Microbiologia de Alimentos

Escola Estadual de Educação Profissional - EEEP

Ensino Médio Integrado à Educação Profissional

Curso Técnico em Nutrição e Dietética

MICROBIOLOGIA DE ALIMENTOS

Fortaleza - Ceara 2012

1.INTRODUÇÃO A MICROBIOLOGIA DE ALIMENTOS

Micrbiologia: Mikros (=pequeno) + Bio (=vida) + logos (= ciência)

A Microbiologia é classicamente definida como a área da ciência que dedica-se ao estudo de organismos que somente podem ser visualizados ao microscópio. Com base neste conceito, a microbiologia aborda um vasto e diverso grupo de organismos unicelulares de dimensões reduzidas, que podem ser encontrados como células isoladas ou agrupados em diferentes arranjos. Assim, a microbiologia envolve o estudo de organismos procarióticos (bactérias, archaeas), eucarióticos (algas, protozoários, fungos) e também seres acelulares ( vírus ).

Esta área do conhecimento teve seu início com os relatos de Robert Hooke e Antony van Leeuwenhoek, que desenvolveram microscópios que possibilitaram as primeiras observações de bactérias e outros microrganismos a partir da análise de diversos espécimes biológicos. Embora van Leeuwenhoek seja considerado o "pai" da microbiologia, os relatos de Hooke, descrevendo a estrutura de um bolor, foram publicados anteriormente aos de Leeuwenhoek. Assim, embora Leeuwnhoek tenha fornecido importantes informações sobre a morfologia bacteriana, estes dois pesquisadores devem ser considerados como pioneiros nesta ciência.

Nas últimas décadas, houve uma "revolução" na microbiologia, a qual passou e ainda vem passando por profundas modificações, especialmente no que se refere aos conhecimentos sobre ecologia e classificação dos microrganismos.

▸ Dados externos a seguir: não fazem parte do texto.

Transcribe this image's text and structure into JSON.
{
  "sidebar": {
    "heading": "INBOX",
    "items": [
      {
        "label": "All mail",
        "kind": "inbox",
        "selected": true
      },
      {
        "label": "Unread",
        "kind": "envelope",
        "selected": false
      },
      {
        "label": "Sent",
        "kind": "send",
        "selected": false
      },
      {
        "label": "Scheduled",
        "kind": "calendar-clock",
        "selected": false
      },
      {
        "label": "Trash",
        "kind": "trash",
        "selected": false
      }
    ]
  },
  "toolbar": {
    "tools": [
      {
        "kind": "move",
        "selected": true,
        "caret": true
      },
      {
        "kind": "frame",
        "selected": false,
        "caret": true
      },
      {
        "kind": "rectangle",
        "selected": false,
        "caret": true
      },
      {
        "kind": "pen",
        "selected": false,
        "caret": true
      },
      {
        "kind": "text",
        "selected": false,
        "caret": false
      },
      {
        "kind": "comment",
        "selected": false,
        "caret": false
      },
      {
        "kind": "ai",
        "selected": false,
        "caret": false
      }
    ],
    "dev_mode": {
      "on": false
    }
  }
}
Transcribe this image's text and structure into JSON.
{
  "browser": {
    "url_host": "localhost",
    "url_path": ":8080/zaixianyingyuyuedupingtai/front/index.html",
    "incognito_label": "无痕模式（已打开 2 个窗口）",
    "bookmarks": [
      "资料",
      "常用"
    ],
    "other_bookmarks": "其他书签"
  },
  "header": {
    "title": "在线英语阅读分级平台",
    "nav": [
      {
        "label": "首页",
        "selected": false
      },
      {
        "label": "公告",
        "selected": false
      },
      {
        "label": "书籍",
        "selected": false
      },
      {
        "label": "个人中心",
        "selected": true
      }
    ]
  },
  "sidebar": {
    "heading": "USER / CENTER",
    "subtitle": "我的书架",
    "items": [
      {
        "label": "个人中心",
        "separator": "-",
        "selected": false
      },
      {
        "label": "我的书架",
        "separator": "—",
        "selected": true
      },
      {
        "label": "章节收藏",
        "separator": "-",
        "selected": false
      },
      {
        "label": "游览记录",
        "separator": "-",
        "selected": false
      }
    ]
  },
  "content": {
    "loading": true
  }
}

Anteriormente, os microrganismos (principalmente os procarióticos) eram considerados seres unicelulares de comportamento independente, mesmo que fossem encontrados em agrupamentos contendo diversas células. Assim, a maior parte dos conhecimentos foram obtidos a partir de culturas puras. Isto é, o microrganismo era isolado da natureza e, após ser "separado" dos demais microrganismos, era cultivado em laboratório, gerando populações contendo um único tipo celular.

Hoje sabe-se que grande parte dos microrganismos vive em comunidades na natureza, compostas muitas vezes por inúmeros gêneros e espécies distintos, que cooperam entre si, como em uma cidade microbiana. Tais associações são denominadas biofilmes e exercem importantes atividades em nosso planeta.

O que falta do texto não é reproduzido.